As we have seen we don’t need to consider visits to answer all research questions. For example if we can count the number of patients with a particular condition without considering visits. However, in some cases visits are important. For example, if we want to know how many emergency room visits resulted in a hospital admission we need to consider visits.
Challenge
Find out how many different types of visits are recorded in the
visit_occurrencetable and link these to get their name.Find patients who had more than one visit.
How many patients had both an emergency room visit and an inpatient visit?

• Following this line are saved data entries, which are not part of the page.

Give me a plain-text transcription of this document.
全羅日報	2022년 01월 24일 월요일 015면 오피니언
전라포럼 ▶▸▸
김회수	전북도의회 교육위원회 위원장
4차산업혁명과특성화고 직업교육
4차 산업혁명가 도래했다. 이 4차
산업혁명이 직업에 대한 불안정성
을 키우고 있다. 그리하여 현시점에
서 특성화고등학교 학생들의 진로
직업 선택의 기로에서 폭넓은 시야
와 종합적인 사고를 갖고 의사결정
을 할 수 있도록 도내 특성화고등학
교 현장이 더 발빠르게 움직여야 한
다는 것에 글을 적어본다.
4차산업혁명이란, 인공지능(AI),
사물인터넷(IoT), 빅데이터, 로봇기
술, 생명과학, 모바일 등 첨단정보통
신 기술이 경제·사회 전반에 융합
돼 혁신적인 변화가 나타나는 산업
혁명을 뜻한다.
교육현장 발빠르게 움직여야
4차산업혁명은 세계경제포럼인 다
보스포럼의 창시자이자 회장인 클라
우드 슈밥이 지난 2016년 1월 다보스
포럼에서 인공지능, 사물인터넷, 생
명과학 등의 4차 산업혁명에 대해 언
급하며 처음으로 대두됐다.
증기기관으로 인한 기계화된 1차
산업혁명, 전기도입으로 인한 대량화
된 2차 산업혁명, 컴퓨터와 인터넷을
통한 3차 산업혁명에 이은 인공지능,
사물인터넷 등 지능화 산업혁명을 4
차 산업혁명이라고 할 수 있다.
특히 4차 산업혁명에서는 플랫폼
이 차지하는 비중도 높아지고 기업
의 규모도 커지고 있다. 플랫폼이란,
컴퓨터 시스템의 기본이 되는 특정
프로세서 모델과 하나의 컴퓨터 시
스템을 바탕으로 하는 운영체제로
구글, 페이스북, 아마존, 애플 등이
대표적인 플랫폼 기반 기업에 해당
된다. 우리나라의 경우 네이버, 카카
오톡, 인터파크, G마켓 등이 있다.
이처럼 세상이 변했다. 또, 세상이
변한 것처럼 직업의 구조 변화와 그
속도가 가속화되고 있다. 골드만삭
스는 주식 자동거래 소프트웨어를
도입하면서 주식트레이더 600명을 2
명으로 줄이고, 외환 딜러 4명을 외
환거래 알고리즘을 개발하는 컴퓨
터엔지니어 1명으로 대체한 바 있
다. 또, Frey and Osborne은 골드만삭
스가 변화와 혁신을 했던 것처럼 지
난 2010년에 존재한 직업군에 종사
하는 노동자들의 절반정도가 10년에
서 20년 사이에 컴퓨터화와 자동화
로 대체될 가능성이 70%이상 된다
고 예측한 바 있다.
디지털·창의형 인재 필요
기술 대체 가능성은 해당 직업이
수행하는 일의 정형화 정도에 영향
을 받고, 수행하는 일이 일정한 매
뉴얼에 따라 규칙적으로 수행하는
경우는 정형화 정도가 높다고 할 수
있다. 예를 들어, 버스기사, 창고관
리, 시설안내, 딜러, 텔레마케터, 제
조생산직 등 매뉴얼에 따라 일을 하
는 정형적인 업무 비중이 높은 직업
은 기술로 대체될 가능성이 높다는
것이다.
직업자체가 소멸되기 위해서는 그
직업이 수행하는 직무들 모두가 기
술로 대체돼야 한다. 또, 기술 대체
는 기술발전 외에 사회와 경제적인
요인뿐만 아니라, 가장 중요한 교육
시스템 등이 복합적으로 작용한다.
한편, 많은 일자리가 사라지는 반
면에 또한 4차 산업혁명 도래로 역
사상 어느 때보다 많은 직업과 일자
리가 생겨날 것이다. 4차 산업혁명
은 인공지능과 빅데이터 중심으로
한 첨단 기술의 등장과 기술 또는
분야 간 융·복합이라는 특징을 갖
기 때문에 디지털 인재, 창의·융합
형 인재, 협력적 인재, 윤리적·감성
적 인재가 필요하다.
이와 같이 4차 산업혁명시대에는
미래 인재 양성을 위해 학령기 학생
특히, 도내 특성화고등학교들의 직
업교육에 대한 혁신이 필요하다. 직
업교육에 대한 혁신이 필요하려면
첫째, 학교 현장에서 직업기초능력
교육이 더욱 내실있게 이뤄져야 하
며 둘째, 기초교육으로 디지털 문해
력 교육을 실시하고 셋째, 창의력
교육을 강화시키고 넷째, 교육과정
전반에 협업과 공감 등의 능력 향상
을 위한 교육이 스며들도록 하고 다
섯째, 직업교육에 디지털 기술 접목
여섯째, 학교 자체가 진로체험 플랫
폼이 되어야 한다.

- Find out how many different types of visits are recorded in the
visit_occurrencetable and link these to get their name.
R
omop$visit_occurrence |>
count(visit_concept_id) |>
left_join(
omop$concept,
by = join_by(visit_concept_id == concept_id)
) |>
select(visit_concept_id, concept_name, n) |>
arrange(desc(n)) |>
collect()
OUTPUT
# A tibble: 4 × 3
visit_concept_id concept_name n
<int> <chr> <int>
1 9203 Emergency Room Visit 8
2 9201 Inpatient Visit 7
3 9202 Outpatient Visit 4
4 262 Emergency Room and Inpatient Visit 1
Answer: The different types of visits
recorded in the visit_occurrence table along with their
names are: - Emergency Room Visit - Inpatient visit - Outpatient Visit -
Emergency Room and Inpatient Visit
CODING NOTE: We use the count()
function to count the number of occurrences of each
visit_concept_id in the visit_occurrence
table. We then join with the concept table to get the
humanly readable names of the visit types and select the relevant
columns for display. Finally, we arrange the results in descending order
of count using the desc() function in conjunction with the
arrange() function.
- Find patients who had more than one visit.
R
omop$visit_occurrence |>
group_by(person_id) |>
tally() |>
filter(n > 1) |>
collect()
OUTPUT
# A tibble: 4 × 2
person_id n
<int> <int>
1 1112 2
2 31 2
3 2 2
4 58 10
CODING NOTE: We group the
visit_occurrence table by person_id and use
tally() to count the number of visits for each patient. We
then filter to keep only those patients with an n greater
than 1 and collect the results into R for display. We could have also
used the summarise() function instead of
tally().
- How many patients had both an emergency room visit and an inpatient visit?
R
patients_with_both_in_one_visit <- omop$visit_occurrence |>
filter(visit_concept_id == 262) |>
count(person_id) |>
collect()
patients_with_both_visits_seperately <- omop$visit_occurrence |>
filter(visit_concept_id %in% c(9203, 9201)) |>
group_by(person_id) |>
summarise(visit_types = n_distinct(visit_concept_id)) |>
filter(visit_types == 2) |>
collect()
patients_with_both_in_one_visit |>
bind_rows(patients_with_both_visits_seperately) |>
distinct(person_id) |>
tally()
OUTPUT
# A tibble: 1 × 1
n
<int>
1 2
Answer: The number of patients who had both an emergency room visit and an inpatient visit is 2.
CODING NOTE: We filter the
visit_occurrence table for the
visit_concept_id values corresponding to emergency room
visits and inpatient visit coded in a single concept. We then use
count(person_id) to find the total number of visits per
patient. For the next section we look at patients who have had separate
inpatient and emergency room visits by filtering the
visit_occurrence table for the
visit_concept_id for both concepts. We then group by
person_id and use summarise() to count the
number of distinct visit types for each patient. Finally, we count the
number of patients who had more than one distinct visit type to get the
number of patients who had both types of visits. Then we join together
both tables using bind_rows() and get the distinct patients
before counting the number of rows with tally().
Conditions are stored in the
condition_occurrencetable in the OMOP CDM.Visits are stored in the
visit_occurrencetable and linked to other clinical tables viavisit_occurrence_id.A visit represents a period of time during which a patient interacts with the healthcare system and there can be multiple types of visits.
Visits may be important to consider in analyses depending on the research question.